ChristianWeek News
Canada's Leading Christian News Source Print edition | Subscribe

A problem with pain

I have just endured-am enduring-one of the hardest months of my life. It began with a pre-Christmas visit to an oral surgeon to have an impacted wisdom tooth removed. It went well and I went home, but within a week I was visiting the dentist to get some relief. "Dry socket," he said. "Very painful. Takes time."

Shortly after New Year’s I returned and received much the same diagnosis. By mid-January varying types of pain had migrated to places far beyond the extraction site and the whole right side of my head was affected. At times I was totally incapacitated, clutching my face and doubling over. A few episodes of this each day is no picnic. I haven’t been eating well. I haven’t been sleeping well. Painkillers that don’t kill the pain numb my mind. The prayers of God’s people don’t make a physical difference.

I look to the Psalms for comfort, and manage to sneak a verse out of context to describe my travail: "I am weary with my moaning; every night I flood my bed with tears; I drench my couch with my weeping" (Ps. 6:6).

I have since seen specialists and am carrying on as best I can, ever hopeful that the ache will break and life will return to normal. Words like trigeminal nerve and maxillofacial are creeping into my vocabulary. In the meantime, I’m also picking up a few more important things; things I’ve already known but which are coming into much finer (excruciatingly fine) focus.

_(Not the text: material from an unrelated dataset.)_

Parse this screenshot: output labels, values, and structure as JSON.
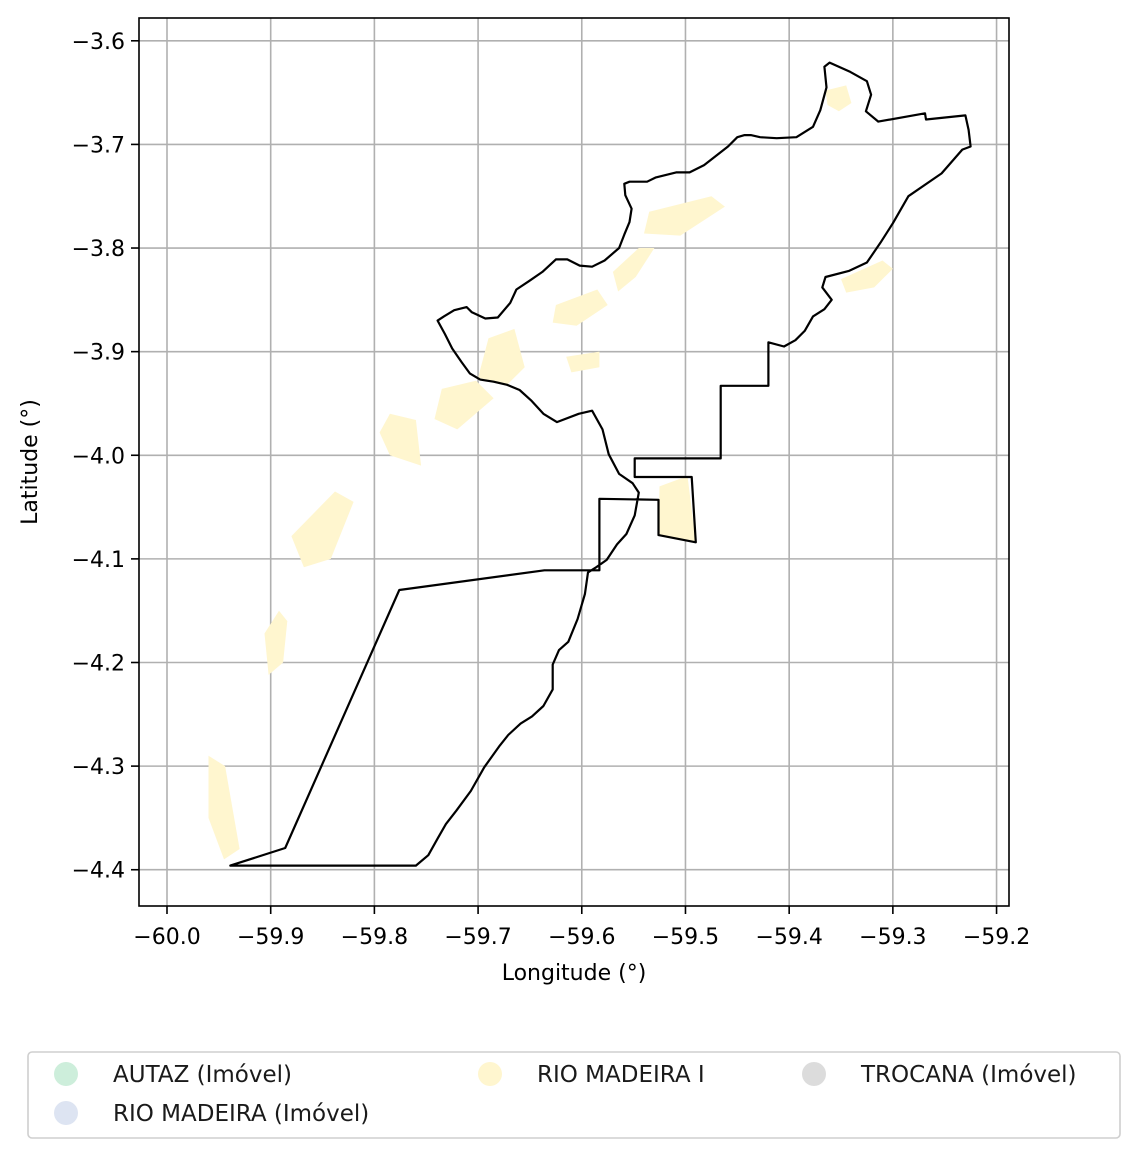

Pain hurts. My family and co-workers have watched me suffer and extended much kind sympathy and attention. Disturbing as it may be for them to watch me, they don’t really "feel my pain." But since I’m actually experiencing acute pain, I begin to feel a closer bond with others who also suffer. I realize that I am surrounded by love and creature comforts and top-notch medical attention, and it prompts me to think about people who are being tortured or left to languish in squalid conditions for long periods of time. My empathy for them increases. I have a larger (albeit still small) role in the fellowship of suffering.

I also come to realize that as agonizing as physical pain may be, anguish of the soul is deeper and even more debilitating. The sleepless nights of the psalmists are not about simple headaches; they’re more about heartache and soul suffering. And in this I take comfort in my marvelous good fortune-my distress is but skin-deep, for my soul is at peace. Praise God.